Мария, как Арне, раз напав на какой-нибудь вопрос, уже не успокаивалась, не докопавшись до самой его сути. Но старик Эббе неохотно говорил на эту тему: участь, ожидавшая Йенса, пугала его. Он долго молчал и потом сказал тихо, почти неслышно:
— Может быть, Йенсу предначертан особый путь! Мне часто кажется, что жизнь каждому из нас дарует свой удел.
Старик сказал: «жизнь», но по торжественности его тона Мария поняла, что речь идет о боге.
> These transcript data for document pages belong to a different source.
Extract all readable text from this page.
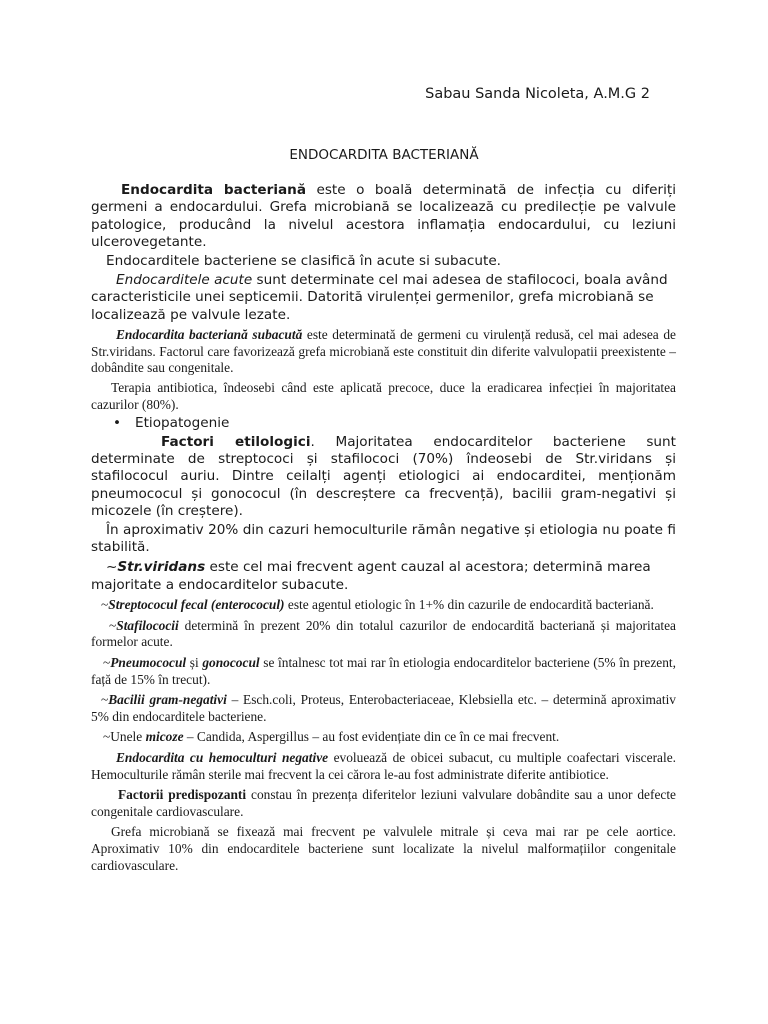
Sabau Sanda Nicoleta, A.M.G 2
ENDOCARDITA BACTERIANĂ

Endocardita bacteriană este o boală determinată de infecția cu diferiți germeni a endocardului. Grefa microbiană se localizează cu predilecție pe valvule patologice, producând la nivelul acestora inflamația endocardului, cu leziuni ulcerovegetante.

Endocarditele bacteriene se clasifică în acute si subacute.

Endocarditele acute sunt determinate cel mai adesea de stafilococi, boala având caracteristicile unei septicemii. Datorită virulenței germenilor, grefa microbiană se localizează pe valvule lezate.

Endocardita bacteriană subacută este determinată de germeni cu virulență redusă, cel mai adesea de Str.viridans. Factorul care favorizează grefa microbiană este constituit din diferite valvulopatii preexistente – dobândite sau congenitale.

Terapia antibiotica, îndeosebi când este aplicată precoce, duce la eradicarea infecției în majoritatea cazurilor (80%).

• Etiopatogenie

Factori etilologici. Majoritatea endocarditelor bacteriene sunt determinate de streptococi și stafilococi (70%) îndeosebi de Str.viridans și stafilococul auriu. Dintre ceilalți agenți etiologici ai endocarditei, menționăm pneumococul și gonococul (în descreștere ca frecvență), bacilii gram-negativi și micozele (în creștere).

În aproximativ 20% din cazuri hemoculturile rămân negative și etiologia nu poate fi stabilită.

~Str.viridans este cel mai frecvent agent cauzal al acestora; determină marea majoritate a endocarditelor subacute.

~Streptococul fecal (enterococul) este agentul etiologic în 1+% din cazurile de endocardită bacteriană.

~Stafilococii determină în prezent 20% din totalul cazurilor de endocardită bacteriană și majoritatea formelor acute.

~Pneumococul și gonococul se întalnesc tot mai rar în etiologia endocarditelor bacteriene (5% în prezent, față de 15% în trecut).

~Bacilii gram-negativi – Esch.coli, Proteus, Enterobacteriaceae, Klebsiella etc. – determină aproximativ 5% din endocarditele bacteriene.

~Unele micoze – Candida, Aspergillus – au fost evidențiate din ce în ce mai frecvent.

Endocardita cu hemoculturi negative evoluează de obicei subacut, cu multiple coafectari viscerale. Hemoculturile rămân sterile mai frecvent la cei cărora le-au fost administrate diferite antibiotice.

Factorii predispozanti constau în prezența diferitelor leziuni valvulare dobândite sau a unor defecte congenitale cardiovasculare.

Grefa microbiană se fixează mai frecvent pe valvulele mitrale și ceva mai rar pe cele aortice. Aproximativ 10% din endocarditele bacteriene sunt localizate la nivelul malformațiilor congenitale cardiovasculare.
Когда семья по вечерам собиралась в «Тихом уголке», Мария отправляла обеих девочек домой в сопровождении Арне, а сама засиживалась допоздна. Какие это были прекрасные часы! Чаще всего она сидела одна со стариками, и Анн-Мари, наконец-то, стала высказывать свои простые, лишенные всякой претенциозности взгляды на жизнь, которые достались ей ценою долгих и трудных испытаний. Затем приходили Нильс и Петра, иногда заглядывал еще кто-нибудь из старых друзей. Мария не переставала удивляться, до какой степени одинаковы были взгляды отца и брата, хотя старик был христианином в самом лучшем смысле этого слова, а Нильс вполне свободомыслящим человеком. Но во всех жизненных вопросах их, видимо, сближало что-то несравненно более важное и сильное.
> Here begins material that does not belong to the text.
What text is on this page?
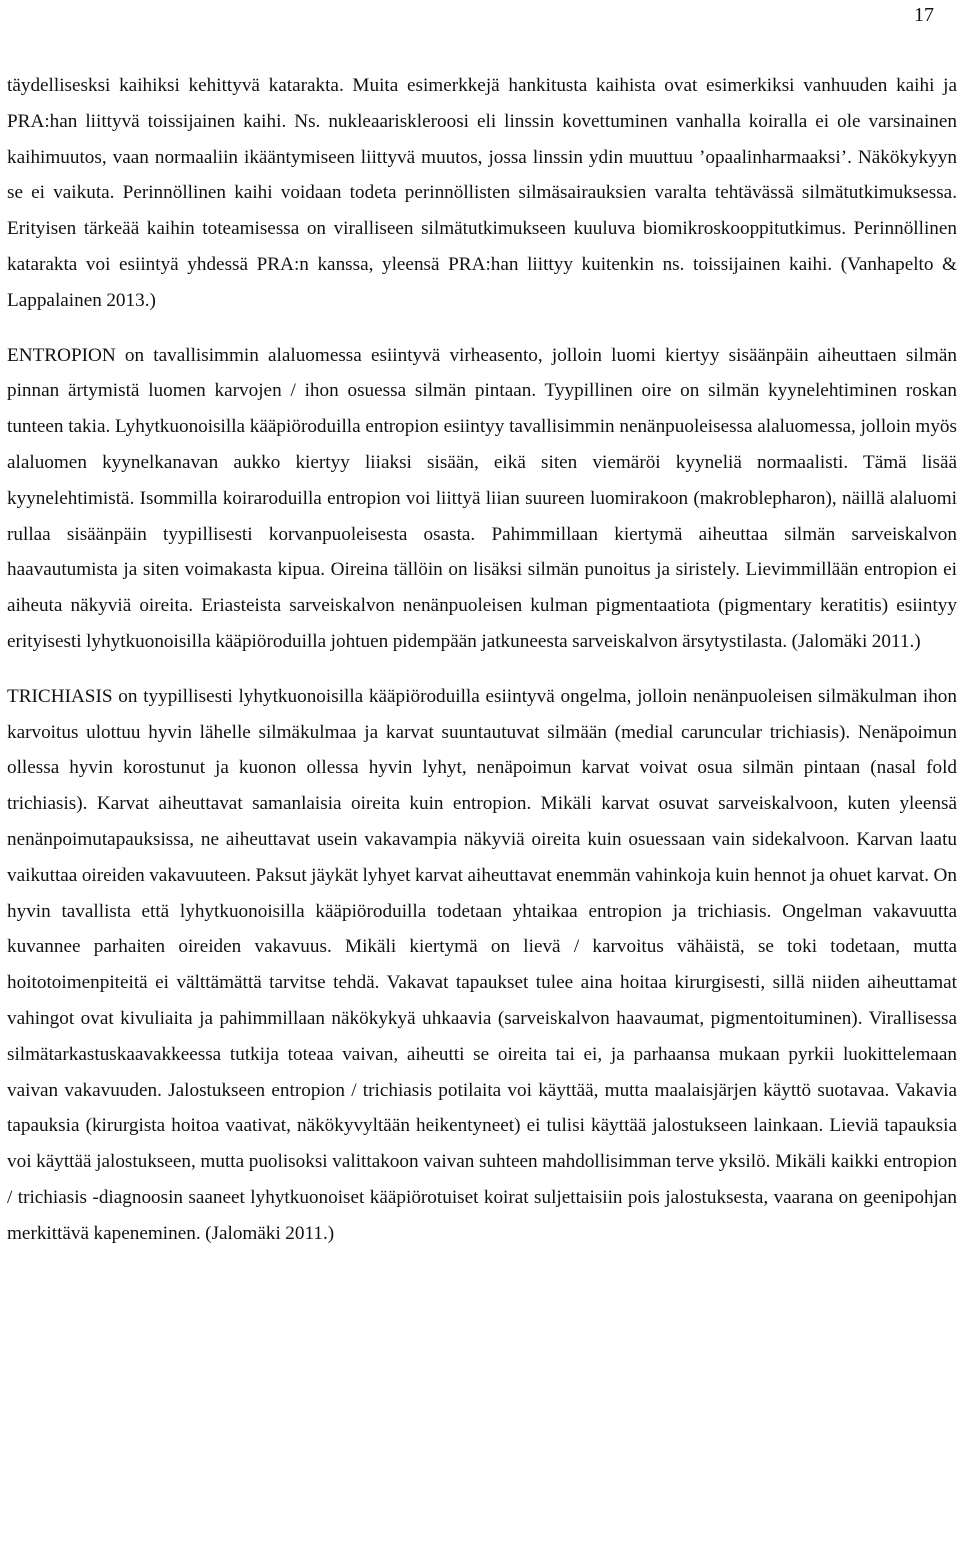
17

täydellisesksi kaihiksi kehittyvä katarakta. Muita esimerkkejä hankitusta kaihista ovat esimerkiksi vanhuuden kaihi ja PRA:han liittyvä toissijainen kaihi. Ns. nukleaariskleroosi eli linssin kovettuminen vanhalla koiralla ei ole varsinainen kaihimuutos, vaan normaaliin ikääntymiseen liittyvä muutos, jossa linssin ydin muuttuu ’opaalinharmaaksi’. Näkökykyyn se ei vaikuta. Perinnöllinen kaihi voidaan todeta perinnöllisten silmäsairauksien varalta tehtävässä silmätutkimuksessa. Erityisen tärkeää kaihin toteamisessa on viralliseen silmätutkimukseen kuuluva biomikroskooppitutkimus. Perinnöllinen katarakta voi esiintyä yhdessä PRA:n kanssa, yleensä PRA:han liittyy kuitenkin ns. toissijainen kaihi. (Vanhapelto & Lappalainen 2013.)

ENTROPION on tavallisimmin alaluomessa esiintyvä virheasento, jolloin luomi kiertyy sisäänpäin aiheuttaen silmän pinnan ärtymistä luomen karvojen / ihon osuessa silmän pintaan. Tyypillinen oire on silmän kyynelehtiminen roskan tunteen takia. Lyhytkuonoisilla kääpiöroduilla entropion esiintyy tavallisimmin nenänpuoleisessa alaluomessa, jolloin myös alaluomen kyynelkanavan aukko kiertyy liiaksi sisään, eikä siten viemäröi kyyneliä normaalisti. Tämä lisää kyynelehtimistä. Isommilla koiraroduilla entropion voi liittyä liian suureen luomirakoon (makroblepharon), näillä alaluomi rullaa sisäänpäin tyypillisesti korvanpuoleisesta osasta. Pahimmillaan kiertymä aiheuttaa silmän sarveiskalvon haavautumista ja siten voimakasta kipua. Oireina tällöin on lisäksi silmän punoitus ja siristely. Lievimmillään entropion ei aiheuta näkyviä oireita. Eriasteista sarveiskalvon nenänpuoleisen kulman pigmentaatiota (pigmentary keratitis) esiintyy erityisesti lyhytkuonoisilla kääpiöroduilla johtuen pidempään jatkuneesta sarveiskalvon ärsytystilasta. (Jalomäki 2011.)

TRICHIASIS on tyypillisesti lyhytkuonoisilla kääpiöroduilla esiintyvä ongelma, jolloin nenänpuoleisen silmäkulman ihon karvoitus ulottuu hyvin lähelle silmäkulmaa ja karvat suuntautuvat silmään (medial caruncular trichiasis). Nenäpoimun ollessa hyvin korostunut ja kuonon ollessa hyvin lyhyt, nenäpoimun karvat voivat osua silmän pintaan (nasal fold trichiasis). Karvat aiheuttavat samanlaisia oireita kuin entropion. Mikäli karvat osuvat sarveiskalvoon, kuten yleensä nenänpoimutapauksissa, ne aiheuttavat usein vakavampia näkyviä oireita kuin osuessaan vain sidekalvoon. Karvan laatu vaikuttaa oireiden vakavuuteen. Paksut jäykät lyhyet karvat aiheuttavat enemmän vahinkoja kuin hennot ja ohuet karvat. On hyvin tavallista että lyhytkuonoisilla kääpiöroduilla todetaan yhtaikaa entropion ja trichiasis. Ongelman vakavuutta kuvannee parhaiten oireiden vakavuus. Mikäli kiertymä on lievä / karvoitus vähäistä, se toki todetaan, mutta hoitotoimenpiteitä ei välttämättä tarvitse tehdä. Vakavat tapaukset tulee aina hoitaa kirurgisesti, sillä niiden aiheuttamat vahingot ovat kivuliaita ja pahimmillaan näkökykyä uhkaavia (sarveiskalvon haavaumat, pigmentoituminen). Virallisessa silmätarkastuskaavakkeessa tutkija toteaa vaivan, aiheutti se oireita tai ei, ja parhaansa mukaan pyrkii luokittelemaan vaivan vakavuuden. Jalostukseen entropion / trichiasis potilaita voi käyttää, mutta maalaisjärjen käyttö suotavaa. Vakavia tapauksia (kirurgista hoitoa vaativat, näkökyvyltään heikentyneet) ei tulisi käyttää jalostukseen lainkaan. Lieviä tapauksia voi käyttää jalostukseen, mutta puolisoksi valittakoon vaivan suhteen mahdollisimman terve yksilö. Mikäli kaikki entropion / trichiasis -diagnoosin saaneet lyhytkuonoiset kääpiörotuiset koirat suljettaisiin pois jalostuksesta, vaarana on geenipohjan merkittävä kapeneminen. (Jalomäki 2011.)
Иногда в «Тихий уголок» заглядывал пастор, и Мария стала замечать, что отец и брат смотрят на него теперь совсем другими глазами. Трудно было разобраться, что в нем происходит, — обычная уверенность, казалось, оставила его; когда он говорил, можно было подумать, что прежнего пастора уже не существует. Это, конечно, вздор, пастор существовал и даже стал еще толще, но когда он, сидя в темном углу, начинал говорить, казалось, что в этом огромном теле заключено какое-то второе существо, хрупкое и страдающее. Временами Мария находила его даже красивым.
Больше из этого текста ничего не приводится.